Well, it has taken me a calendar month, maybe 80 working hours to set up a copy of OpenACS 3.2.
I expect to expend another 200 hours labor to learn TCL, learn PostGres, configure a chroot jail, and grok the data structure.
Direct costs associated with my set up are approx $900 for server, $100 for a UPS, $50 for Philip and Alex's Web Guide book.
Costs not incurred yet are the charges for a high bandwidth internet connection.
Another cost not expressed here is the hours to find sponsors and clients for my particular non-profit human service vision.
So, using Lee's Law of Three-to-Five [ Any really new software project really costs Three to Five times as much as you thought It would ] and $25 /hr for labor...
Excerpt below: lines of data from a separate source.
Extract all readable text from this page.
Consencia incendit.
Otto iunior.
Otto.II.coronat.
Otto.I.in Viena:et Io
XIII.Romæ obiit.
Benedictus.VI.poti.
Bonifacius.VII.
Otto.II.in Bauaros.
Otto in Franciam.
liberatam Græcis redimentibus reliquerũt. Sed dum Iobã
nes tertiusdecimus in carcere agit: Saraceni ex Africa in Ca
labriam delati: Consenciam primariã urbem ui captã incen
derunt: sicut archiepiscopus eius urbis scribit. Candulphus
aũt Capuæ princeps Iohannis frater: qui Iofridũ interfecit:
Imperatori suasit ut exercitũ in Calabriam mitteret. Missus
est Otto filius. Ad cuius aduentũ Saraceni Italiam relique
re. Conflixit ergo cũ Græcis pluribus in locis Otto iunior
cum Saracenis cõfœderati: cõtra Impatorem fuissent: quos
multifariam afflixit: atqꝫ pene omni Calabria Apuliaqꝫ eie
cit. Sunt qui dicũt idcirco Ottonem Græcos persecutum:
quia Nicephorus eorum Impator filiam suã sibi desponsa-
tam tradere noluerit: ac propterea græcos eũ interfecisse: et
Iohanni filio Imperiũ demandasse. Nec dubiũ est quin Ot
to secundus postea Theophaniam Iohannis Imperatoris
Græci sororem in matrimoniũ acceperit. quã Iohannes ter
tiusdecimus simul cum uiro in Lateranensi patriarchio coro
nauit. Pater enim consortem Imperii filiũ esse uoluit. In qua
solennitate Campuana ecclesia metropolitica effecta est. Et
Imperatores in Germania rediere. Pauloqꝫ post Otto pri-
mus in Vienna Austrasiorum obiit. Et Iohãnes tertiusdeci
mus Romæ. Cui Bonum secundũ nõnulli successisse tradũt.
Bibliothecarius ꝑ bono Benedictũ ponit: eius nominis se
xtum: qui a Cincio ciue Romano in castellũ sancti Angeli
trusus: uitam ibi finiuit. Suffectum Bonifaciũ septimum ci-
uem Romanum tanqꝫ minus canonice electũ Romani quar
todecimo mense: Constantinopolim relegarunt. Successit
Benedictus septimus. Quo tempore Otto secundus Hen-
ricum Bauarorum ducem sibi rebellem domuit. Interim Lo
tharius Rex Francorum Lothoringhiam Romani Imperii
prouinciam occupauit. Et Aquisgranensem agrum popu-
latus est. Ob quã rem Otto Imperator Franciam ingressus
An OpenACS installation with any significant measure of customization is easy to price out at $8500 (during the honeymoon phase of the project) and actually cost $25,500 to $42,500.
Most of the cost is "labor" and clearly a learning curve must exist and the learning curve must be very steep, because this is software and there are many discrete systems within the OpenACS concept.
Personally I am a wussy about this stuff and I'd love a series of RPM files to make setting up OpenACS a snap, and bye and bye maybe that will happen.
And I post this estimate with affection and apologies to the wonderful people working to make OpenACS happen. I could be wrong by a factor of 3x-to-5x either up or down. Clearly, if I had more experience in TCL, Postgres, SQL or AOLServer the hours would be less.